It was the summer of 1881, and there were a lot of people in Sheffield town centre. They had come to watch Miss Margaret Jessop, of Endcliffe Grange, lay the foundation stone of a new Unitarian Memorial Hall on newly constructed Surrey Street.
Margaret Jessop was the fourth daughter of Thomas Jessop (1804-1887), steelmaker, Mayor, and Master Cutler, and founder of the Jessop Hospital for Women.
She deputised for her sick father and laid the corner stone with a handsome silver trowel with ivory handle, upon which was the inscription – “Presented to Miss Jessop, of Endcliffe Grange, Sheffield, on the occasion of her laying the corner stone of a Congregational Hall in connection with the Upper Chapel, June 14, 1881.”

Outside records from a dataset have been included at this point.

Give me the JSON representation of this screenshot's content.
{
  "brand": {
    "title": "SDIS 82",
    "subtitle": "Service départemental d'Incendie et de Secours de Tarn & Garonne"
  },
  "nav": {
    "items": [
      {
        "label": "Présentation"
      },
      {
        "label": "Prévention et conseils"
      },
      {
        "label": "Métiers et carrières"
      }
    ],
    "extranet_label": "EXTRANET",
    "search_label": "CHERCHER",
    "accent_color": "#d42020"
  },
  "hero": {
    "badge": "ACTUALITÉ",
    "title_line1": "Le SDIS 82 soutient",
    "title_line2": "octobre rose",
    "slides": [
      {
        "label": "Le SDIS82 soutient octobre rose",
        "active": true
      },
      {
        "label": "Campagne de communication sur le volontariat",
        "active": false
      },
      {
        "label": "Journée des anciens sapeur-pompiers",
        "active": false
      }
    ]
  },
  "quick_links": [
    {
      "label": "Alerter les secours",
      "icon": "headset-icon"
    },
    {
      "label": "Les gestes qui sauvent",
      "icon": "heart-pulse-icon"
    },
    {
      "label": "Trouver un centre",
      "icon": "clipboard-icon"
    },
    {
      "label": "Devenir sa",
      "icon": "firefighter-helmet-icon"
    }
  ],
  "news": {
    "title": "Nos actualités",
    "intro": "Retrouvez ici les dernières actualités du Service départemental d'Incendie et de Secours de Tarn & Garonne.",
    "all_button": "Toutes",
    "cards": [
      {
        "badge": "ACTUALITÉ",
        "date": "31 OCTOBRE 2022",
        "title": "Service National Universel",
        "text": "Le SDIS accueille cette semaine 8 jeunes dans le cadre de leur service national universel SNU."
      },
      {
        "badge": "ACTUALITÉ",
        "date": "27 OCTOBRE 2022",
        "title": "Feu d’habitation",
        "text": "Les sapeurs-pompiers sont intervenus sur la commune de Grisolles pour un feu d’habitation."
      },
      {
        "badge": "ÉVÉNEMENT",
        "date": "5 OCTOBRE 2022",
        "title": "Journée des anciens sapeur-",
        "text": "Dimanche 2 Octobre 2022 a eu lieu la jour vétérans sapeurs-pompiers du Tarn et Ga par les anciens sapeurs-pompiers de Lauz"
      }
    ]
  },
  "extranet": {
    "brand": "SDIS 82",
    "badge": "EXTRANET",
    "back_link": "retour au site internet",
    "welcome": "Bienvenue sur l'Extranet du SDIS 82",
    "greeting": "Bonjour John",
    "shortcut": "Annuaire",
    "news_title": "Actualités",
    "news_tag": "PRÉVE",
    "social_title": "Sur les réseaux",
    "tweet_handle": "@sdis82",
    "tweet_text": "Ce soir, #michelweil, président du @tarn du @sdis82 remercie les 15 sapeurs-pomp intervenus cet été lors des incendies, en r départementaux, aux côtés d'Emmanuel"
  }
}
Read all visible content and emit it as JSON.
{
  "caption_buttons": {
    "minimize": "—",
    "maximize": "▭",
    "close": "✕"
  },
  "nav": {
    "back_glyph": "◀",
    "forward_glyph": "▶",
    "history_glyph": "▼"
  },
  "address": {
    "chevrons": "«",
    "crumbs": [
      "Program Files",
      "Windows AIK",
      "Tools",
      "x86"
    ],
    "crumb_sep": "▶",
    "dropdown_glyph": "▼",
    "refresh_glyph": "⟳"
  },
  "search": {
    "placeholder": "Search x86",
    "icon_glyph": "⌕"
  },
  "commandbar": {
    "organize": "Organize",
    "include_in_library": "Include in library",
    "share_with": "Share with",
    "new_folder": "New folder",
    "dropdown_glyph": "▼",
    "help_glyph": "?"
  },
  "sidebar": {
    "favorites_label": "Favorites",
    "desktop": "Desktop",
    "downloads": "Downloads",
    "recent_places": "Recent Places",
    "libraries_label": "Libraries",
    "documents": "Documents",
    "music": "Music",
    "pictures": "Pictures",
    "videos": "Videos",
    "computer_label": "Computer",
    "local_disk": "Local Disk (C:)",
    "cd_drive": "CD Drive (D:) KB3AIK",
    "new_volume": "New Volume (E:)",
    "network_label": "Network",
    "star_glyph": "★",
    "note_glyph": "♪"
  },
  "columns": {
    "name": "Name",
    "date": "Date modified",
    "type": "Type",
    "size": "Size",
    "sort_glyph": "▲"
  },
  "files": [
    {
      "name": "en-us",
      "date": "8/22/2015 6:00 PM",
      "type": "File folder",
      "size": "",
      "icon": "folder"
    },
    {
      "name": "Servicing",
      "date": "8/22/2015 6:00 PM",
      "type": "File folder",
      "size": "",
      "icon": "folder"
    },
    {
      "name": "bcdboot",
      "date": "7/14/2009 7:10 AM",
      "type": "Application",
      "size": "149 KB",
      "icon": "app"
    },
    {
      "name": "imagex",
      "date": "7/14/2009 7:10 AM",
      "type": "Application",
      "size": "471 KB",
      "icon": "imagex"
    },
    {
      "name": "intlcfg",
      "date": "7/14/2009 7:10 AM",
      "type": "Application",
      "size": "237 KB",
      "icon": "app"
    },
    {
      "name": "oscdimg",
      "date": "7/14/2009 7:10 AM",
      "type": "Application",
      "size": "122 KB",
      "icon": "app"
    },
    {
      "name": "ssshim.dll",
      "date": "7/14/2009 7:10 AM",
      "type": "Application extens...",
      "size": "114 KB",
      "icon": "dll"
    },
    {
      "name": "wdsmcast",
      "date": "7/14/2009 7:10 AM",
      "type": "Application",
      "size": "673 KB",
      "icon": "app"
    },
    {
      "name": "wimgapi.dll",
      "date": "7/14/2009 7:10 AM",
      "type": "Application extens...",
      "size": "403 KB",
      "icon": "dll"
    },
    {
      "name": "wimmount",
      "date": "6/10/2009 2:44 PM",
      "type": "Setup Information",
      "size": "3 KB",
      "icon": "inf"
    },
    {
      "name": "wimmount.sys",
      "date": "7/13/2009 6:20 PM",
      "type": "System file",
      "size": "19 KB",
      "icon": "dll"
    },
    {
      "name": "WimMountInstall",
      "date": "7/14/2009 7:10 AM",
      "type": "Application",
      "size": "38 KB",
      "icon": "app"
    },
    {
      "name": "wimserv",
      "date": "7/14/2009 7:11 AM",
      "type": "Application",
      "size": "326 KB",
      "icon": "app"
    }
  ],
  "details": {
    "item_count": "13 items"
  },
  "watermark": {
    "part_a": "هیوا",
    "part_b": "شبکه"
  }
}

The stone also bore an inscription, and in the cavity underneath a bottle was deposited, which contained a parchment setting forth the purposes for which the hall was erected, and the names of the minister, trustees, secretary, architects, clerk of the works, and contractors. Having laid the mortar, she gave the stone a couple of taps with the mallet and declared it well and truly laid.
The hall was completed the following year and called Channing Hall, a name we are familiar with today.
Channing Hall had been commissioned by the Trustees of the Upper Chapel on Norfolk Street and was named after William Ellery Channing (1780-1842), the father of American Unitarianism.
At the time, Rev. Eli Fay said: –
“The trustees some years ago commenced to consider their need of a hall for the promotion of the social life of the congregation, and to enable the Sunday school to realise more fully its own ideals. They did not expect from the trustees anything poor and cheap, but he did not expect that they had given them what had been declared to be the finest small auditorium in Yorkshire, and probably the finest in the north of England.”
The building of Channing Hall and the four shops underneath cost £4200, a new caretaker’s house at the rear £460, the division of the old schoolrooms into classrooms £225, and the total cost, together with the site, was about £7000.
Years earlier, the Chapel had bought property on Pepper Alley (near Norfolk Row) as well as building a Minister’s house on land behind. In the 1880s, Sheffield Corporation had sights on the land these stood on, and gave the trustees £3,870 for it, as well as two pieces of land, one of which was used to build the new hall.
After great difficulty, the Chapel also obtained permission from the Court of Chancery to borrow £714 for themselves. But the rest of the money should have come from subscriptions but raised only £1280 from some 35 or 40 persons. It left the Trustees with a deficit and took years for the debt to be cleared.
The architects were Flockton and Gibbs, the style like that of the old chapel – Italian renaissance – only of a more ornate character.
It was 60ft in length, two storeys in height, with six pilasters on each story, the lower being of an Ionic and the upper an Italian treatment of the Corinthian order, surmounted with a bold cornice and balustrade. The space between the pilasters on the lower story was filled with five arches – the entrance being in the centre arch – and those on the upper story were filled with windows, three of which were arched, and sub-divided with more arches.
The walls of the interior, including entrance and staircase passage, were built of coloured glaze brick, the pilasters being of Indian red colour, the surbase of green and brown, panels of cream colour, and borders of white and French grey.
From the impressive winding staircase hall were doors giving access to the chapel, old schools, chapel-keeper’s house, committee room, and congregational hall. The latter, which was the chief part of the building, was considered a work of beauty.
The roof had partly open timbers, and the caps and bases of the pilasters were of the Italian Corinthian order. This was used as a Sunday school as well as a congregational room, and the seating accommodation was for 350 to 400 persons.
The walls were glazed bricks, with surbase of browns and greens, pilasters of Indian red and cream-coloured panels, and with white and French grey. The caps and bases of the pilasters were cement, and of the Italian Corinthian design.
Around the room, at right angles with the beautiful caps surmounting the pilasters, was an inscription which stated that the hall had been erected “for educational and social purposes, and for the same religious aims with which the chapel was founded in the year 1700, and on the same broad basis of a free and open trust.”
The wooden floor was 4½ inches thick, laid on concrete, with the joints filled with white lead, with a slight fall to the sides; the object of this to enable the floor to be washed with a hose pipe.
All these years later, people tend to forget that Channing Hall and the Upper Chapel are tangibly connected. Both venues can be accessed by going through the other.
Little has changed since its construction, except the addition of a lift, and Channing Hall, now Grade II listed, is mainly used as a conference and banqueting suite.